The music business is constructed by a complex network of professionals.

The people who work on the business side of the industry keep the gears turning. To put it simply, they pull the strings and coordinate things behind the curtain. Somewhere down the road, they’re the ones making sure artists get paid royalties, among many other tasks. There wouldn’t be a music industry without the hardworking people behind the scenes.

To prosper in music business, it takes a dense understanding of common business fundamentals (ie marketing, PR, accounting, etc.) and how they serve a purpose in the music industry. “Business savvy” is an understatement.

What You’ll Learn

You’ll learn different perspectives of the music industry and how the all work..

If you plan to study audio, here are some general focus areas you might come across, in no particular order:

  • Audio fundamentals – essentially, the basics of audio technology and terminology
  • Recording techniques – microphone placement, common recording practices, etc.
  • Studio technology – the tools of the trade; compressors, patch bays, synthesizers, & tons more.
  • Session planning and management
  • Signal flow – the basics of how audio travels from point A to Z in a studio environment.
  • Multi-track recording – how to record bands of all types and sizes on large format mixing consoles
  • DAW workflow (Pro Tools or Ableton Live for example)
  • MIDI – how digital instruments are utilized in music production
  • Physics of sound

For a music business focus:

  • Artist management / development
  • A&R
  • Record label operations
  • Marketing
  • PR
  • Copyright / legal issues
  • Mass media
  • Booking / promotion
  • Music publishing

Will you learn everything you need to know to launch and maintain a career in music?

Not entirely.

What You Won’t Learn

I graduated with a bachelor’s degree from a recording industry management program, and although I value it deeply, there is a chunk of career insight I never received. In some way, I feel like I’ve been done a disservice. On the other hand, I completely understand why.

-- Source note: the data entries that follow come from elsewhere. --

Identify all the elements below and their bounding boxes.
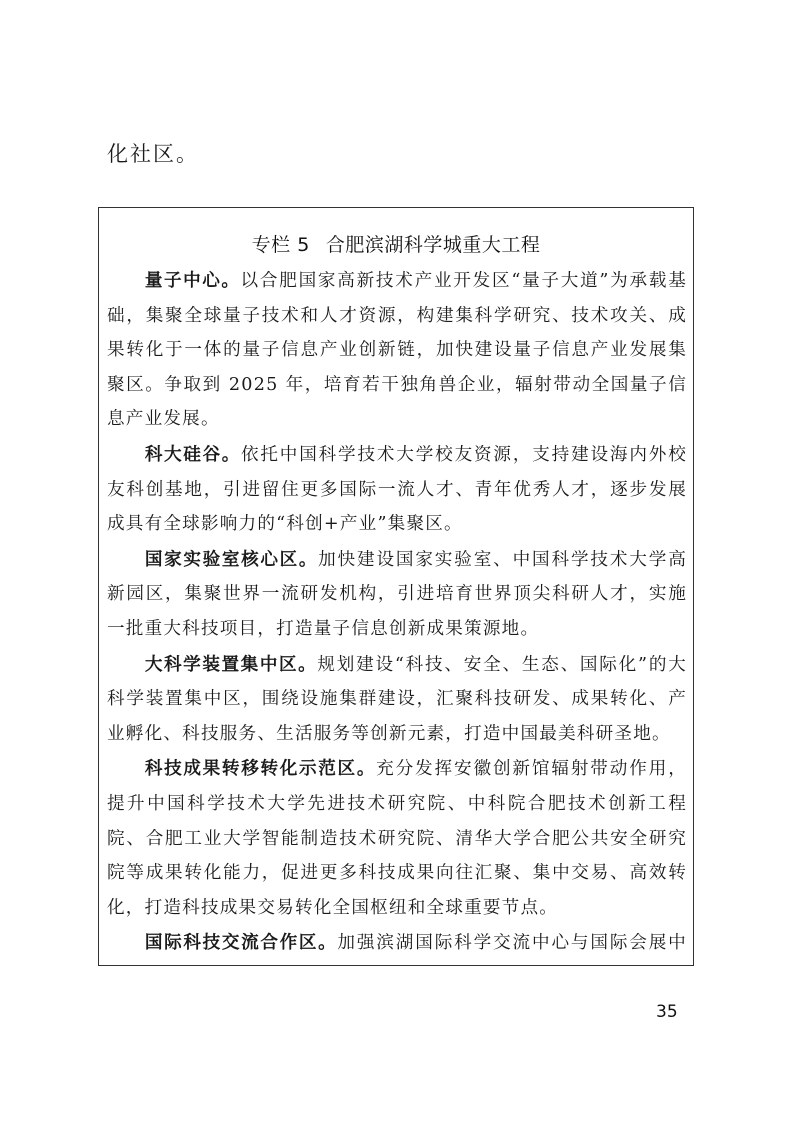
box-body: 量子中心。以合肥国家高新技术产业开发区“量子大道”为承载基础，集聚全球量子技术和… — [107, 264, 687, 966]
paragraph-body: 以合肥国家高新技术产业开发区“量子大道”为承载基础，集聚全球量子技术和人才资源，… — [107, 271, 687, 429]
paragraph-heading: 国家实验室核心区。 — [145, 549, 318, 570]
continued-paragraph-text: 化社区。 — [107, 138, 199, 168]
paragraph-large-facility-zone: 大科学装置集中区。规划建设“科技、安全、生态、国际化”的大科学装置集中区，围绕设… — [107, 648, 687, 752]
page-number: 35 — [656, 1002, 678, 1022]
paragraph-heading: 科技成果转移转化示范区。 — [145, 758, 376, 779]
paragraph-international-cooperation-zone: 国际科技交流合作区。加强滨湖国际科学交流中心与国际会展中心等协同联动，常态化举办… — [107, 926, 687, 966]
paragraph-ustc-silicon-valley: 科大硅谷。依托中国科学技术大学校友资源，支持建设海内外校友科创基地，引进留住更多… — [107, 438, 687, 542]
paragraph-body: 充分发挥安徽创新馆辐射带动作用，提升中国科学技术大学先进技术研究院、中科院合肥技… — [107, 759, 687, 917]
box-title-text: 合肥滨湖科学城重大工程 — [326, 234, 541, 256]
paragraph-quantum-center: 量子中心。以合肥国家高新技术产业开发区“量子大道”为承载基础，集聚全球量子技术和… — [107, 264, 687, 437]
paragraph-tech-transfer-zone: 科技成果转移转化示范区。充分发挥安徽创新馆辐射带动作用，提升中国科学技术大学先进… — [107, 752, 687, 925]
paragraph-heading: 国际科技交流合作区。 — [145, 932, 338, 953]
paragraph-heading: 科大硅谷。 — [145, 444, 241, 465]
box-label: 专栏 5 — [252, 234, 310, 256]
box-title: 专栏 5合肥滨湖科学城重大工程 — [99, 230, 693, 257]
paragraph-heading: 量子中心。 — [145, 270, 241, 291]
paragraph-heading: 大科学装置集中区。 — [145, 654, 318, 675]
feature-box-column-5: 专栏 5合肥滨湖科学城重大工程 量子中心。以合肥国家高新技术产业开发区“量子大道… — [98, 207, 694, 966]
paragraph-national-lab-core: 国家实验室核心区。加快建设国家实验室、中国科学技术大学高新园区，集聚世界一流研发… — [107, 543, 687, 647]
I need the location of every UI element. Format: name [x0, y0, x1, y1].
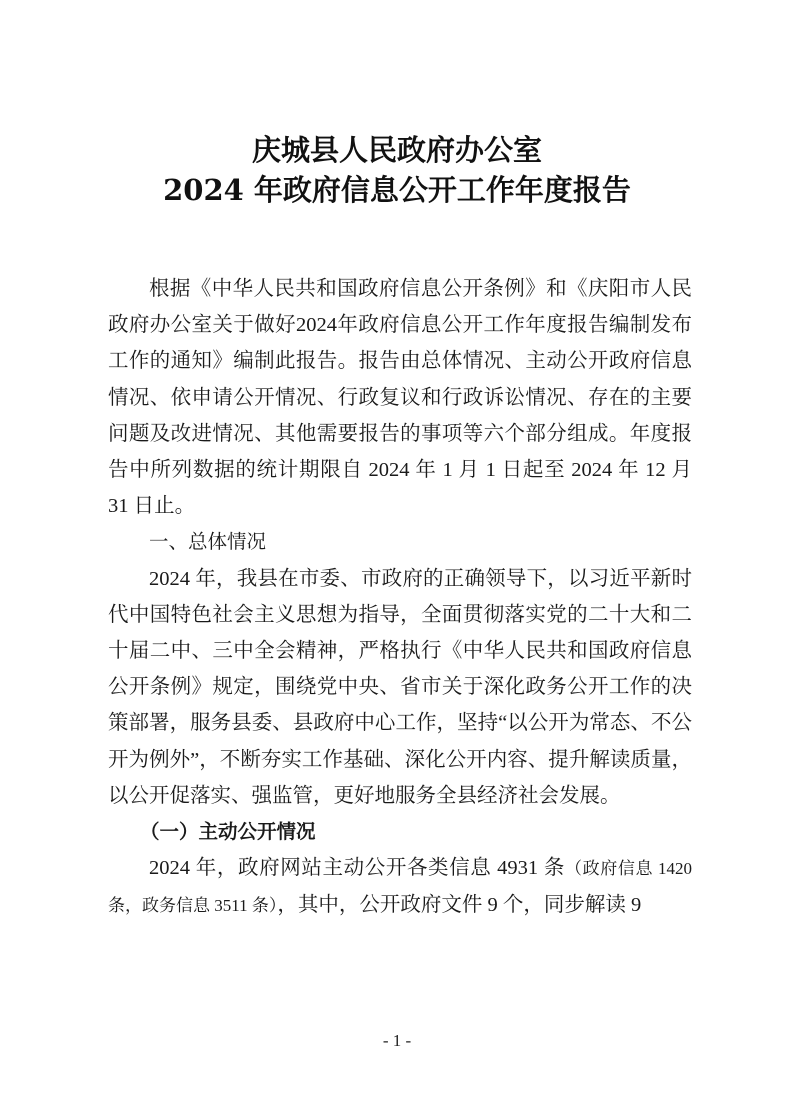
page-number: - 1 -	[0, 1031, 794, 1051]
proactive-text-part1: 2024 年，政府网站主动公开各类信息 4931 条	[149, 857, 565, 879]
section-heading-overview: 一、总体情况	[108, 524, 692, 560]
document-body: 根据《中华人民共和国政府信息公开条例》和《庆阳市人民政府办公室关于做好2024年…	[108, 271, 692, 925]
document-title-line2: 2024 年政府信息公开工作年度报告	[0, 176, 794, 205]
intro-paragraph: 根据《中华人民共和国政府信息公开条例》和《庆阳市人民政府办公室关于做好2024年…	[108, 271, 692, 524]
overview-paragraph: 2024 年，我县在市委、市政府的正确领导下，以习近平新时代中国特色社会主义思想…	[108, 561, 692, 814]
subsection-heading-proactive-disclosure: （一）主动公开情况	[108, 814, 692, 850]
document-page: 庆城县人民政府办公室 2024 年政府信息公开工作年度报告 根据《中华人民共和国…	[0, 0, 794, 1108]
document-title-line1: 庆城县人民政府办公室	[0, 136, 794, 165]
proactive-text-part2: ，其中，公开政府文件 9 个，同步解读 9	[277, 894, 641, 916]
proactive-disclosure-paragraph: 2024 年，政府网站主动公开各类信息 4931 条（政府信息 1420 条，政…	[108, 850, 692, 924]
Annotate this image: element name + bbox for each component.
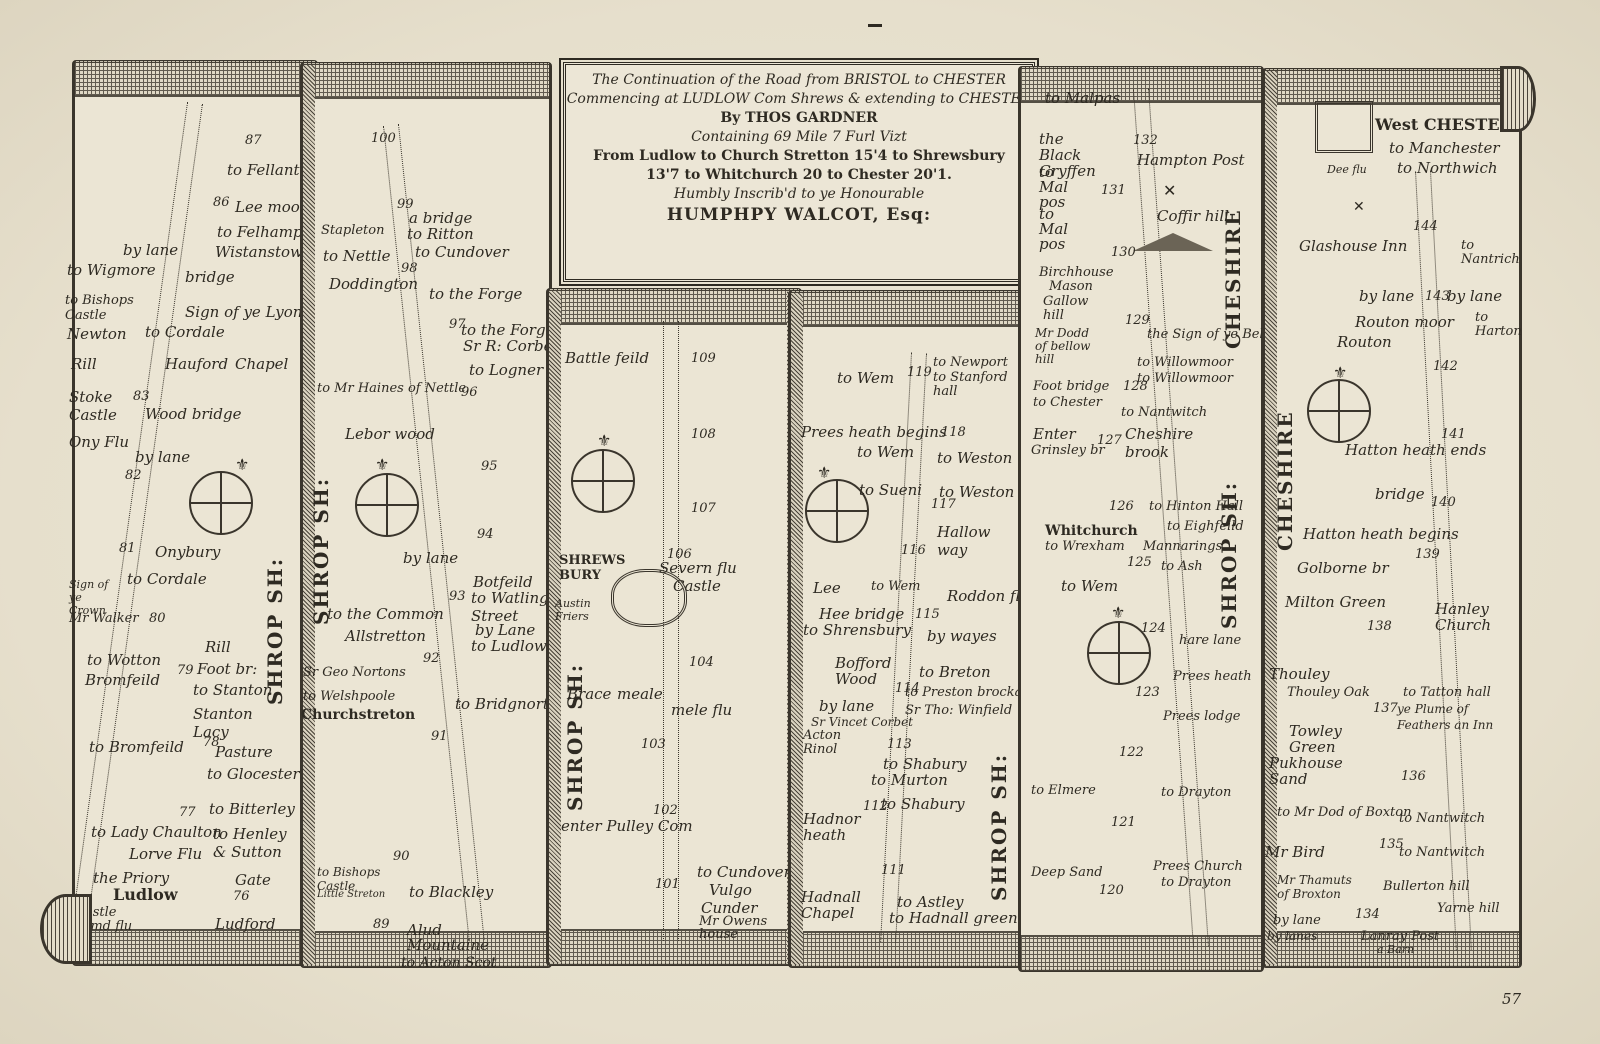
- place-label: Prees heath: [1173, 669, 1252, 684]
- place-label: Mr Bird: [1265, 843, 1325, 861]
- place-label: by lanes: [1267, 929, 1317, 943]
- place-label: to the Forge: [429, 285, 522, 303]
- scroll-hatching-bottom: [75, 929, 315, 965]
- place-label: to Harton: [1475, 311, 1515, 339]
- place-label: by lane: [1359, 287, 1414, 305]
- place-label: to Mr Haines of Nettle: [317, 381, 466, 396]
- place-label: by lane: [123, 241, 178, 259]
- place-label: to Ritton: [407, 225, 474, 243]
- road-strip-6: West CHESTER to Manchester to Northwich …: [1262, 68, 1522, 968]
- place-label: to Bromfeild: [89, 738, 184, 756]
- place-label: by lane: [819, 697, 874, 715]
- place-label: Sr Vincet Corbet: [811, 715, 913, 729]
- mile-marker: 122: [1119, 745, 1144, 760]
- mile-marker: 100: [371, 131, 396, 146]
- mile-marker: 86: [213, 195, 230, 210]
- mile-marker: 101: [655, 877, 680, 892]
- place-label: Hallow way: [937, 523, 997, 559]
- place-label: to Preston brockall: [905, 685, 1031, 700]
- scroll-hatching-top: [1265, 69, 1519, 105]
- mile-marker: 98: [401, 261, 418, 276]
- fleur-de-lis-icon: ⚜: [375, 455, 389, 474]
- county-label: SHROP SH:: [309, 477, 333, 625]
- place-label: Chapel: [235, 355, 288, 373]
- place-label: Hatton heath ends: [1345, 441, 1486, 459]
- mile-marker: 123: [1135, 685, 1160, 700]
- place-label: Stoke Castle: [69, 388, 119, 424]
- mile-marker: 96: [461, 385, 478, 400]
- scroll-edge-left: [549, 291, 561, 963]
- place-label: Hadnall Chapel: [801, 889, 861, 921]
- mile-marker: 92: [423, 651, 440, 666]
- place-label: to Manchester: [1389, 139, 1500, 157]
- dedication-line: Humbly Inscrib'd to ye Honourable: [566, 185, 1032, 204]
- place-label: Lanray Post: [1361, 929, 1439, 944]
- place-label: meale: [617, 685, 663, 703]
- place-label: to Stanford hall: [933, 371, 1013, 399]
- place-label: bridge: [185, 268, 235, 286]
- compass-rose-icon: [1307, 379, 1371, 443]
- scroll-edge-left: [791, 293, 803, 965]
- place-label: to Elmere: [1031, 783, 1096, 798]
- county-label: SHROP SH:: [563, 663, 587, 811]
- place-label: Grinsley br: [1031, 443, 1105, 458]
- place-label: to Wem: [837, 369, 894, 387]
- county-label-shropshire: SHROP SH:: [1217, 481, 1241, 629]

Truth be told, they don’t really tell you how hard it is to secure a job in the music industry. Sure, I received a fantastic education and learned a lot about studio production and music business, but it isn’t enough to land a gig.

I can navigate large mixing consoles, manage studio sessions, get great performances from artists, create great mixes, and hold myself to a high standard of professionalism behind the board.

I hustled at 8:00 pm in the studio, not leaving until 6:00 am the following morning.

I worked on voice over projects, mixed sound for picture, stared at mind-numbing mixing console diagrams, memorized Pro Tools key commands…

The one thing I desperately wanted was an honest conversation with someone about how to wedge my foot in the big studio doors, and I never got it.

Then, I realized I should’ve never expected one to begin with.

I missed out on a conversation I should’ve had with myself a long time ago.

Here’s the fourth question you need to ask yourself:

What can I do for myself to get my foot in the door?

Is It Worth It?

In many ways, taking this route is definitely worth it. You’ll gain really valuable hands-on experience and learn from real professionals who’ve worked in the industry. Many of my professors worked with big names, and many of our alumni are Grammy-nominated. It isn’t an eBook, nor is it a corny YouTube video about how to mix a song. It’s the real deal. Assuming you choose a good program, you’ll love it.

I can’t really tell you if a music production program is worth it or not. It depends on your end-goal and what you can do for yourself. The credentials aren’t going to do it for you.

General Advice

  • Learn as much as you can about every aspect of the music industry
  • Don’t wait and don’t ask. Just start doing it now. The longer you wait, the harder it’ll be later on.
  • It’s not what you know. It’s who you know and what you can do for yourself; not what your connections can do for you.